UMBC: An Honors University in Maryland  
 

Emily Kramer

B.S., Biology (1997)
Wilkes University (PA))

M.S., Biology (2002)
Bloomsberg University (PA)

Program

  Ph.D. in Molecular and Cell Biology

Mentor

  Philip Farabaugh

Research

 

Misreading errors are one type of missense error that can occur during translation that result in one amino acid substituting for another. They are the result of a mismatch between a codon and the anticodon of a near-cognate tRNA in the aminoacyl (A) site of the ribosome during the decoding of a mRNA and the subsequent misincorporation of the incorrect amino acid into the peptide.

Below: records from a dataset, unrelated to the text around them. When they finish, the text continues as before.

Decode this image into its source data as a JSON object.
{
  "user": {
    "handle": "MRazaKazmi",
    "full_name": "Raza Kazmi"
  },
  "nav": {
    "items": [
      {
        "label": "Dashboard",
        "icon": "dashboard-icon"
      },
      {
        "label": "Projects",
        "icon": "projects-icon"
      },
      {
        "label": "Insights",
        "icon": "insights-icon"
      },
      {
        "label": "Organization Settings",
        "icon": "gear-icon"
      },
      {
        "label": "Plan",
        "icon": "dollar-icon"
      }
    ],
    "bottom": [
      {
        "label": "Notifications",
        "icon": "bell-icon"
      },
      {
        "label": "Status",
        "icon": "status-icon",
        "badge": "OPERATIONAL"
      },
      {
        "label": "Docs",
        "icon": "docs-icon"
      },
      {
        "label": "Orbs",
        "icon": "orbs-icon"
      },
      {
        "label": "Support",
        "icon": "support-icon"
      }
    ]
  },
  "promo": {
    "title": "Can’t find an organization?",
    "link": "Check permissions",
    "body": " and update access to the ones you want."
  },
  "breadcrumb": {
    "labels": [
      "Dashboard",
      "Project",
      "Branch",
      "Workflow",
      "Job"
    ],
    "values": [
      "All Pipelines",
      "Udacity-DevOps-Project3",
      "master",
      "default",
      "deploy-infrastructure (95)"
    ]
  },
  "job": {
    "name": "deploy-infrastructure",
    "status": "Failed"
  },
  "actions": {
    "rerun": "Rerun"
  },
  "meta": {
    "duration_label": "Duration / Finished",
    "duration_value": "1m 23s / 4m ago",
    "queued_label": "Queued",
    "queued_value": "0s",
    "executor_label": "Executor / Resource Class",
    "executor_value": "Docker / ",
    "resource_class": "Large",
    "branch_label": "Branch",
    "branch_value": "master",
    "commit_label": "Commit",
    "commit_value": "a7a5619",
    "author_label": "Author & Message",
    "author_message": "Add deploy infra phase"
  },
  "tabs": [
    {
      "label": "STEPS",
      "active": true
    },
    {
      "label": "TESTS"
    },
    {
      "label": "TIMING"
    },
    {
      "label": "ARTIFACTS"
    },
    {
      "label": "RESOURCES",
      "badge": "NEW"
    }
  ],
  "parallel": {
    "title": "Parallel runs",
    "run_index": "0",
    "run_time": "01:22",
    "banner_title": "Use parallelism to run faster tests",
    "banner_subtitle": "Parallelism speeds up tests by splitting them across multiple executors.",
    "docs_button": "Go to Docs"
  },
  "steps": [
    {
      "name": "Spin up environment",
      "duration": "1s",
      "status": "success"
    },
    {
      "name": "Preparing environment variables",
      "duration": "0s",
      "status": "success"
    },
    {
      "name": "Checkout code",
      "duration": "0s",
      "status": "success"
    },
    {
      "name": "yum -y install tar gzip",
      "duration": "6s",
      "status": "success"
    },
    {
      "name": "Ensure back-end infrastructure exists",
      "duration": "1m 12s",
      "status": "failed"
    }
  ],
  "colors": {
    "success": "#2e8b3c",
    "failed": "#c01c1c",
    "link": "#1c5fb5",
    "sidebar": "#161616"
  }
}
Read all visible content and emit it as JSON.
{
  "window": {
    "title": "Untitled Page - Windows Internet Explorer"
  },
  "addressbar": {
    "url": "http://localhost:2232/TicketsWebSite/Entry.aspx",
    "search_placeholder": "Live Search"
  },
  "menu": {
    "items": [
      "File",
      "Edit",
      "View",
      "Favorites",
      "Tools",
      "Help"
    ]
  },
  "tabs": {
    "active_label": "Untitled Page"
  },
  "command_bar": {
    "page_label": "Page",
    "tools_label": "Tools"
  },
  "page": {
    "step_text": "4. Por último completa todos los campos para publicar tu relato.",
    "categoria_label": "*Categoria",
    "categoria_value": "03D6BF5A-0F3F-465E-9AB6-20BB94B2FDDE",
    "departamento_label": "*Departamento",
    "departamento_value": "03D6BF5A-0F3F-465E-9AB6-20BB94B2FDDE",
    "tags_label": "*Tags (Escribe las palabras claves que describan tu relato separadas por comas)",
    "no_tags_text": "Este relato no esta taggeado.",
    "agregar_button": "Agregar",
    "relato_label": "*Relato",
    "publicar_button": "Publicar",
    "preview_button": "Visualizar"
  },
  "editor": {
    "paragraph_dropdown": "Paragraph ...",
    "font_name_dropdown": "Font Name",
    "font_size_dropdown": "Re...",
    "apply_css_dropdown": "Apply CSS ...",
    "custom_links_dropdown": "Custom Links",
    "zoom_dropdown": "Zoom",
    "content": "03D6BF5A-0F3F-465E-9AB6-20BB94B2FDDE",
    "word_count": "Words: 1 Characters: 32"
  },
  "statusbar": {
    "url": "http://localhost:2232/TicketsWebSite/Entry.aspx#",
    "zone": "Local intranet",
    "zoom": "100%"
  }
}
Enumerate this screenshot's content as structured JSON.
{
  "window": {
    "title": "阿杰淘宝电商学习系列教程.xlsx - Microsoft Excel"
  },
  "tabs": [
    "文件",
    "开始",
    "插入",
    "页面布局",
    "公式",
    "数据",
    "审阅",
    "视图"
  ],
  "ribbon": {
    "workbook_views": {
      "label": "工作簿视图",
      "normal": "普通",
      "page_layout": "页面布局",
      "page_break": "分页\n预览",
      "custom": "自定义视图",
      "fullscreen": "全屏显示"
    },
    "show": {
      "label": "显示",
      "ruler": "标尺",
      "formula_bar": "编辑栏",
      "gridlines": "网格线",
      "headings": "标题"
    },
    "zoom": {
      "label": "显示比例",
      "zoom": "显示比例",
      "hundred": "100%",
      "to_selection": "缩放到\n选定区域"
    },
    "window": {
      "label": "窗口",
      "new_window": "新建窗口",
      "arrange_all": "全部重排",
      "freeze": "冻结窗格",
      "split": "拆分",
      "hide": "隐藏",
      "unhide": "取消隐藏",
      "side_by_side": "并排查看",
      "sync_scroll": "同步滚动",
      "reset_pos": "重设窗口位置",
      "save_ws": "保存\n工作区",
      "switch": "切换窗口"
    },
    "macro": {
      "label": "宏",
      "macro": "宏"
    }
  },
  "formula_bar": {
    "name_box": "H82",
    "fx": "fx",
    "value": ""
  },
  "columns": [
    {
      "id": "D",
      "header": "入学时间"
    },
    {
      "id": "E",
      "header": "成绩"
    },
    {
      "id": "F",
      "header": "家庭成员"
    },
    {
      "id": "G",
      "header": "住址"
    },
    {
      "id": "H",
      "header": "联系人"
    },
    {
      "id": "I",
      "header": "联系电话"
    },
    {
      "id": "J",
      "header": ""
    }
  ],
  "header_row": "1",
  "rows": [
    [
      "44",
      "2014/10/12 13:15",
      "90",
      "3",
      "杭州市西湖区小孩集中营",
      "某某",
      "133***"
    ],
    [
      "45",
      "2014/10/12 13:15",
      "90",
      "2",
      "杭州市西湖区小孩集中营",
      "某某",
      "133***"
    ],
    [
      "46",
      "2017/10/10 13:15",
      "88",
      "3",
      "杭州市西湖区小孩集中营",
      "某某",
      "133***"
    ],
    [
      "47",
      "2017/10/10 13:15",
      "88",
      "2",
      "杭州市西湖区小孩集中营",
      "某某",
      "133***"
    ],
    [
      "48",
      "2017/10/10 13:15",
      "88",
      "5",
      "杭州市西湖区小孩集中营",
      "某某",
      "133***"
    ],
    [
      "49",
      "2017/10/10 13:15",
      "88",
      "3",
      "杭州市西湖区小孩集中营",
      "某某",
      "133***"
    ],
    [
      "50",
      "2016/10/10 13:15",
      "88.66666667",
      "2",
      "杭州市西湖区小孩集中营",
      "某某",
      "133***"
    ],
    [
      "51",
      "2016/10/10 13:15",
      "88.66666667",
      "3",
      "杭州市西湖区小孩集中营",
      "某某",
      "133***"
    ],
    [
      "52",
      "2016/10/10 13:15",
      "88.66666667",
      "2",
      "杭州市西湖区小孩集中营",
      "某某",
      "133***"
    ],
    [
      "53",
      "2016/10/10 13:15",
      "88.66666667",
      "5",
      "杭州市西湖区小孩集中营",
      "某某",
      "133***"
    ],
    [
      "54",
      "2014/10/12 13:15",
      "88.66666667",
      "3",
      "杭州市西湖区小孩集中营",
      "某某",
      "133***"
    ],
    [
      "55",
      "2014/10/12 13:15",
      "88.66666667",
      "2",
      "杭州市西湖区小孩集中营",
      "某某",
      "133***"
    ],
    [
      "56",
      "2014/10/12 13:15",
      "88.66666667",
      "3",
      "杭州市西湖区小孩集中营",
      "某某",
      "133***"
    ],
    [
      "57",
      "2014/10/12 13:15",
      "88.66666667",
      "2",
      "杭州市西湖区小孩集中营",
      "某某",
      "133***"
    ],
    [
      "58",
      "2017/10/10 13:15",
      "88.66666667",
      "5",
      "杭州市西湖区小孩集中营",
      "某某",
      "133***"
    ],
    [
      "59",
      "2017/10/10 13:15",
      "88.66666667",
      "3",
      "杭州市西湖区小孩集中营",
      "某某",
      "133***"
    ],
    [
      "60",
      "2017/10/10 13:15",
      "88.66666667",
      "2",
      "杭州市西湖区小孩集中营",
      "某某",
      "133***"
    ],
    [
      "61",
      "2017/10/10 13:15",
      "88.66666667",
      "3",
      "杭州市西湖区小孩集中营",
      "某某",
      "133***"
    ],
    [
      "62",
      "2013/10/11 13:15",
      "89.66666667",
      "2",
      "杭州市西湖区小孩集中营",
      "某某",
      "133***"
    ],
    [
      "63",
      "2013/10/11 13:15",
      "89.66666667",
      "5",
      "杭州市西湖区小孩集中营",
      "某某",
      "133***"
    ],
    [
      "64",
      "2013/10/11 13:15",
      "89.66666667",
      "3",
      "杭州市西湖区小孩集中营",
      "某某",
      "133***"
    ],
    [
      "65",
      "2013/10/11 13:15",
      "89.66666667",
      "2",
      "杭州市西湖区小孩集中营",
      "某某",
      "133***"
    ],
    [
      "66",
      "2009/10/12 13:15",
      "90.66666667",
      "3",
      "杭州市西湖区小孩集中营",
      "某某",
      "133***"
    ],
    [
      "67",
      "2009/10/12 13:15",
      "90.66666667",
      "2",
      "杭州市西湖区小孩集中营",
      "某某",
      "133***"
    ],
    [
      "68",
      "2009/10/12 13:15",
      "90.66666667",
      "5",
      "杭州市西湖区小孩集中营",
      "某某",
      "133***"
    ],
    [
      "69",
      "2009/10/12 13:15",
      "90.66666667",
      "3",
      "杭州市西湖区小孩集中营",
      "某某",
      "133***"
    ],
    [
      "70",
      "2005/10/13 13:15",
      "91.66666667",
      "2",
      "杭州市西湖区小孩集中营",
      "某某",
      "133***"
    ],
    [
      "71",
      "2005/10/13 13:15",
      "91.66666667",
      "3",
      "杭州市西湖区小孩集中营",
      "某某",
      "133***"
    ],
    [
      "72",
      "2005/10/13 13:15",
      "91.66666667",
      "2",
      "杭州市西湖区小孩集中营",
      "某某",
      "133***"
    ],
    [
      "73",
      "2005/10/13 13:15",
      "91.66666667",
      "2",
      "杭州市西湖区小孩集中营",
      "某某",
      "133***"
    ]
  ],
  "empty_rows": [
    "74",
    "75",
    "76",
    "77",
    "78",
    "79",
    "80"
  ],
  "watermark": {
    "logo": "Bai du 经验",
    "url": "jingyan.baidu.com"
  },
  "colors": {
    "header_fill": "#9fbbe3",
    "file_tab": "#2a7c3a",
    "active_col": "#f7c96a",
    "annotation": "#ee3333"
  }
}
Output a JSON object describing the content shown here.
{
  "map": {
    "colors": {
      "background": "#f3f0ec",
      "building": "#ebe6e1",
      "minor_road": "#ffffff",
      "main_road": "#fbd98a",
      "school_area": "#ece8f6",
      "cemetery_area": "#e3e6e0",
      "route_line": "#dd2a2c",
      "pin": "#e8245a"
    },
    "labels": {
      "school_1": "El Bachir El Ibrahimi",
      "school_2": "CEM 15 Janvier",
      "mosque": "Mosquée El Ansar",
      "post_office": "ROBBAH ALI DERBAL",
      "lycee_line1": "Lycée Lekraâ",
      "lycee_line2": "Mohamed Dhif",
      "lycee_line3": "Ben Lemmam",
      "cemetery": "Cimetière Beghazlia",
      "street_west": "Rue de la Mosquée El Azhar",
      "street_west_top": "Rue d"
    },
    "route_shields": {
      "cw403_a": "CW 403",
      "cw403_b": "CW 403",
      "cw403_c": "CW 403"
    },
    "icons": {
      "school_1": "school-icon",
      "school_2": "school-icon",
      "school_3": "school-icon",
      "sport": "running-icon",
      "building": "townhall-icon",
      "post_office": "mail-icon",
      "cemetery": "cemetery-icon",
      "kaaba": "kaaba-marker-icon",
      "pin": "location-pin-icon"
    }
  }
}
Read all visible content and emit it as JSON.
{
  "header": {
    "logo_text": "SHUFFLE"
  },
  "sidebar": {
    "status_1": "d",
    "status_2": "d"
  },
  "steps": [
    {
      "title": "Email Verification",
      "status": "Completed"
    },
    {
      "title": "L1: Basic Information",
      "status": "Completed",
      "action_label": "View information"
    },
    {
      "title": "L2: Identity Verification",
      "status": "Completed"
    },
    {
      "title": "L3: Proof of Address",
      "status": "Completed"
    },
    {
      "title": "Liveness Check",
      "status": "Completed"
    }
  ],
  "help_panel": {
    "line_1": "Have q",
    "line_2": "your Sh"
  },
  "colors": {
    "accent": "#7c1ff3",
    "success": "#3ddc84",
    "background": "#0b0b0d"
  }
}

I am studying misreading errors in vivo during the translation of the firefly luciferase reporter gene. There is a lysine residue at position 529 of firefly luciferase that is conserved and is essential for luciferase activity. I use site-directed mutagenesis to mutate this AAA lysine codon to all possible single base mutations in each of the codon positions, which represent single nucleotide mismatches with the UUU anticodon of the isoaccepting lysine-tRNA(UUU). I express the mutant luciferase enzymes in E. coli and assay for luciferase activity, which indicates some degree of misreading of the mutated codons by lys-tRNA(UUU) and incorporation of lysine into the protein. In addition, I will overexpress the lys-tRNA(UUU) in the cells, and I expect to see increases in luciferase activity, which would support the idea that activity is due to misreading. Finally, I will attempt to correlate the misreading error frequencies at the three codon positions with the structure of the standard genetic code. This research could provide experimental support for the adaptive theory of genetic code evolution, which suggests that the code evolved to minimize the effects of mutational and translational errors.